The CAC 40 in Paris climbed 1.18 percent to 5,057.68 points and Frankfurt’s DAX 30 gained 0.72 percent to 11,542.54 points.

Athens’ main index surged 6.1 percent yesterday after rocketing nine percent Monday.

Lisbon jumped 3.08 percent, while Rome rose 0.35 percent and Madrid added 0.30 percent. Outside the eurozone, London’s benchmark FTSE 100 index rose 0.13 percent to end the day at 6,834.87 points.

“Better than expected manufacturing and services data from France and Germany alongside continuing optimism for a Greek debt deal helped European equities rally for a second day on Tuesday,” said Jasper Lawler, market analyst at CMC Markets UK.

Eurozone business activity rose sharply in June to hit a more than four-year high, which analysts said suggested a better-than-expected recovery in the making despite the Greek crisis. The closely watched Markit Economics Composite Purchasing Managers Output Index (PMI) came in at 54.1 points in June, up from 53.6 in May, for its best performance since May 2011.

Agencies

Most Asian markets climb

Hong Kong: Most Asian markets climbed yesterday on growing hopes that Greece and its creditors will finally hammer out a debt reform deal that will avoid a default and possible eurozone exit.

The gains tracked a record close for the Nasdaq on Wall Street while European markets also soared, including a nine percent surge in Athens. But the euro retreated in Japanese trade as investors await the next move.

Investors were also cheered by preliminary figures suggesting a contraction in Chinese manufacturing activity may be easing.

Tokyo soared 1.87 percent, or 381.23 points, to end at 20,809.42, breaking through 20,700 for the first time since April 2000.

Sydney advanced 1.32 percent, or 74.10 points, to 5,684.3 and Seoul closed up 1.27 percent, or 26.04 points, at 2,081.20.

Shanghai, which plunged more than 13 percent last week before a long weekend, ended 2.19 percent higher, adding 98.13 points to 4,576.49. Hong Kong rose 0.93 percent, or 252.61 points, to 27,333.46.

Eurozone leaders said they were confident they would bring an end to the five-month crisis over Greece’s bailout reform after it submitted proposals aimed at freeing up much-needed cash to help it pay its bills.

Cash-strapped Greece is at risk of defaulting on a 1.5bn (1.7bn) IMF payment on June 30 if it fails to reach a deal. That could lead to it crashing out of the eurozone and even the European Union.

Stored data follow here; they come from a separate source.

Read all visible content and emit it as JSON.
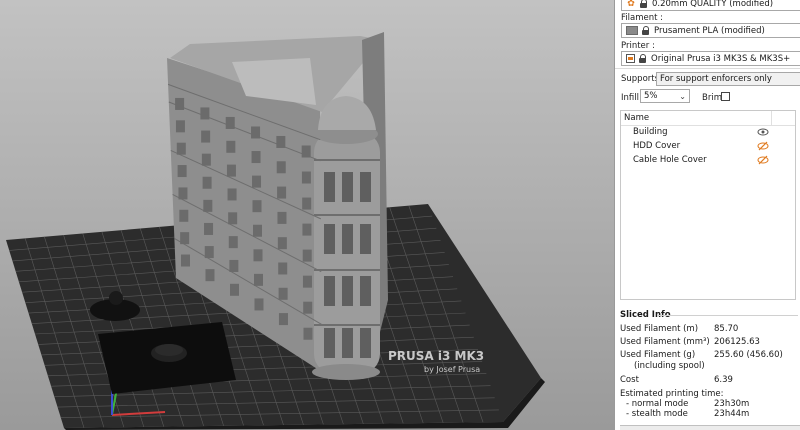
{
  "panel": {
    "print_settings": {
      "value": "0.20mm QUALITY (modified)"
    },
    "filament": {
      "label": "Filament :",
      "value": "Prusament PLA (modified)"
    },
    "printer": {
      "label": "Printer :",
      "value": "Original Prusa i3 MK3S & MK3S+"
    },
    "supports": {
      "label": "Supports:",
      "value": "For support enforcers only"
    },
    "infill": {
      "label": "Infill:",
      "value": "5%"
    },
    "brim": {
      "label": "Brim:",
      "checked": false
    },
    "objects": {
      "header": "Name",
      "items": [
        {
          "name": "Building",
          "icon": "eye-icon"
        },
        {
          "name": "HDD Cover",
          "icon": "eye-slash-icon"
        },
        {
          "name": "Cable Hole Cover",
          "icon": "eye-slash-icon"
        }
      ]
    },
    "sliced_info": {
      "title": "Sliced Info",
      "rows": [
        {
          "k": "Used Filament (m)",
          "v": "85.70"
        },
        {
          "k": "Used Filament (mm³)",
          "v": "206125.63"
        },
        {
          "k": "Used Filament (g)",
          "v": "255.60 (456.60)"
        },
        {
          "k": "(including spool)",
          "v": ""
        },
        {
          "k": "Cost",
          "v": "6.39"
        },
        {
          "k": "Estimated printing time:",
          "v": ""
        },
        {
          "k": " - normal mode",
          "v": "23h30m"
        },
        {
          "k": " - stealth mode",
          "v": "23h44m"
        }
      ]
    }
  },
  "bed": {
    "brand_line1": "PRUSA i3 MK3",
    "brand_line2": "by Josef Prusa"
  },
  "colors": {
    "accent": "#e07a1f",
    "bed": "#2b2b2b",
    "model": "#9d9d9d"
  }
}
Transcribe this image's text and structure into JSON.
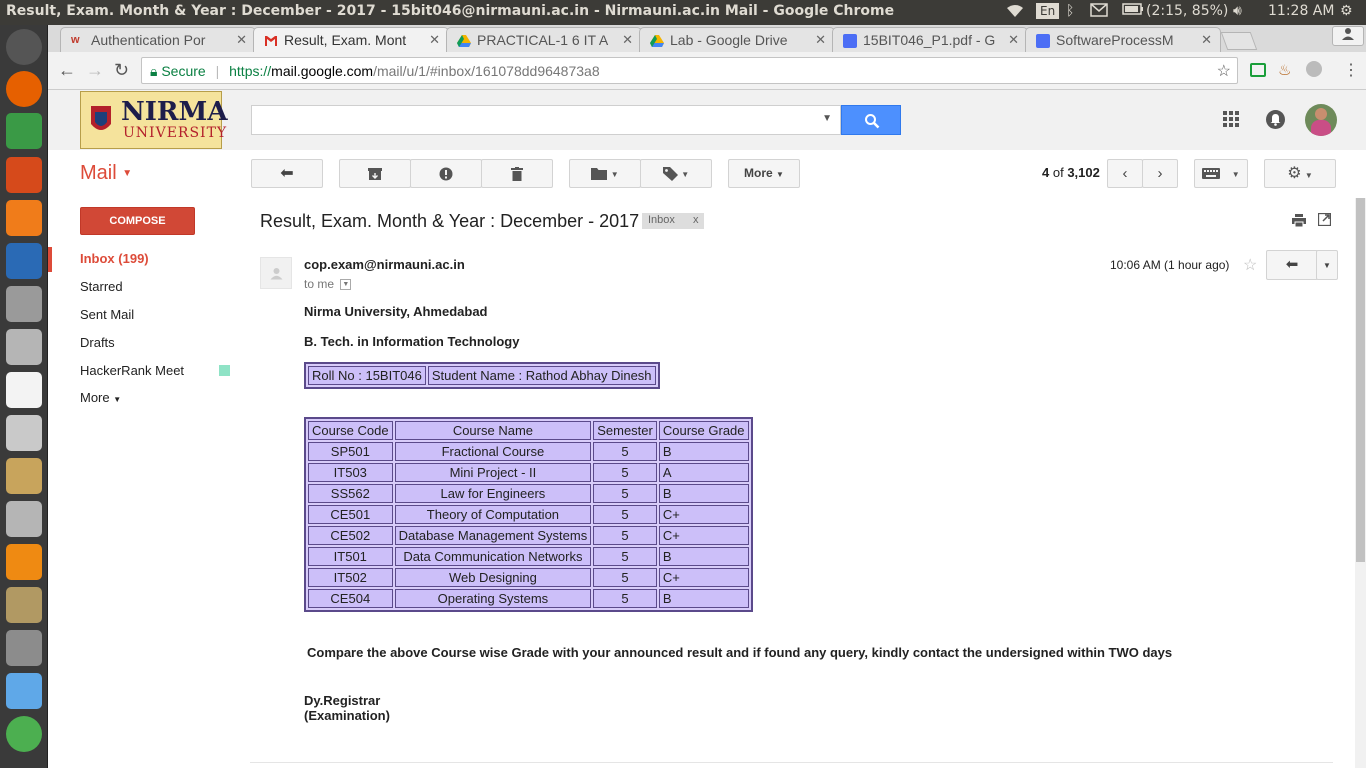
{
  "os": {
    "window_title": "Result, Exam. Month & Year : December - 2017 - 15bit046@nirmauni.ac.in - Nirmauni.ac.in Mail - Google Chrome",
    "kb_layout": "En",
    "battery": "(2:15, 85%)",
    "clock": "11:28 AM"
  },
  "browser": {
    "tabs": [
      {
        "label": "Authentication Por"
      },
      {
        "label": "Result, Exam. Mont"
      },
      {
        "label": "PRACTICAL-1 6 IT A"
      },
      {
        "label": "Lab - Google Drive"
      },
      {
        "label": "15BIT046_P1.pdf - G"
      },
      {
        "label": "SoftwareProcessM"
      }
    ],
    "secure_label": "Secure",
    "url_prefix": "https://",
    "url_host": "mail.google.com",
    "url_path": "/mail/u/1/#inbox/161078dd964873a8"
  },
  "logo": {
    "line1": "NIRMA",
    "line2": "UNIVERSITY"
  },
  "gmail": {
    "mail_label": "Mail",
    "toolbar": {
      "more_label": "More",
      "count_current": "4",
      "count_of": "of",
      "count_total": "3,102"
    },
    "compose_label": "COMPOSE",
    "nav": [
      {
        "label": "Inbox (199)"
      },
      {
        "label": "Starred"
      },
      {
        "label": "Sent Mail"
      },
      {
        "label": "Drafts"
      },
      {
        "label": "HackerRank Meet"
      },
      {
        "label": "More"
      }
    ],
    "label_color": "#8fe3c6"
  },
  "email": {
    "subject": "Result, Exam. Month & Year : December - 2017",
    "label_chip": "Inbox",
    "label_chip_close": "x",
    "sender": "cop.exam@nirmauni.ac.in",
    "to": "to me",
    "time": "10:06 AM (1 hour ago)",
    "line_university": "Nirma University, Ahmedabad",
    "line_program": "B. Tech. in Information Technology",
    "roll": "Roll No : 15BIT046",
    "student": "Student Name : Rathod Abhay Dinesh",
    "headers": [
      "Course Code",
      "Course Name",
      "Semester",
      "Course Grade"
    ],
    "rows": [
      [
        "SP501",
        "Fractional Course",
        "5",
        "B"
      ],
      [
        "IT503",
        "Mini Project - II",
        "5",
        "A"
      ],
      [
        "SS562",
        "Law for Engineers",
        "5",
        "B"
      ],
      [
        "CE501",
        "Theory of Computation",
        "5",
        "C+"
      ],
      [
        "CE502",
        "Database Management Systems",
        "5",
        "C+"
      ],
      [
        "IT501",
        "Data Communication Networks",
        "5",
        "B"
      ],
      [
        "IT502",
        "Web Designing",
        "5",
        "C+"
      ],
      [
        "CE504",
        "Operating Systems",
        "5",
        "B"
      ]
    ],
    "note": "Compare the above Course wise Grade with your announced result and if found any query, kindly contact the undersigned within TWO days",
    "sig1": "Dy.Registrar",
    "sig2": "(Examination)"
  },
  "colors": {
    "accent_red": "#dd4b39",
    "search_blue": "#4d90fe",
    "table_fill": "#ccbff9",
    "table_border": "#5b4a8b"
  }
}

After an emergency summit in Brussels on Monday, eurozone chiefs told their finance ministers to hold fresh talks today to thrash out details of an accord before a summit of the 28 EU leaders tomorrow.

EU sources said that Greece had now met 90 percent of the conditions set by its creditors, while European Commission chief Jean-Claude Juncker told a news conference he was “convinced” a deal would be done.

However, a Greek bank source said the European Central Bank (ECB) would make available emergency liquidity funds for the country’s lenders for a fourth time since Wednesday.

The move, providing an unspecified amount, comes as Greek savers continue withdrawing cash in large volumes owing to fears about a default.

On Wall Street on Monday the Nasdaq rose 0.72 percent to a new record, the Dow added 0.58 percent and the S&P 500 advanced 0.61 percent.

Athens rocketed 9.0 percent, while there were also big gains across Europe’s other major markets, which were extended in early trade Tuesday.

“Hopes are likely to heighten for a positive outcome over the Greek issue before a European Union summit later this week after Greece signalled readiness to compromise,” Yujiro Goto, currency strategist at Nomura Holdings, told Bloomberg News.

However, the euro eased to 1.1261 and 139.27 yen in Tokyo trade from 1.1340 and 139.91 yen in New York late Monday.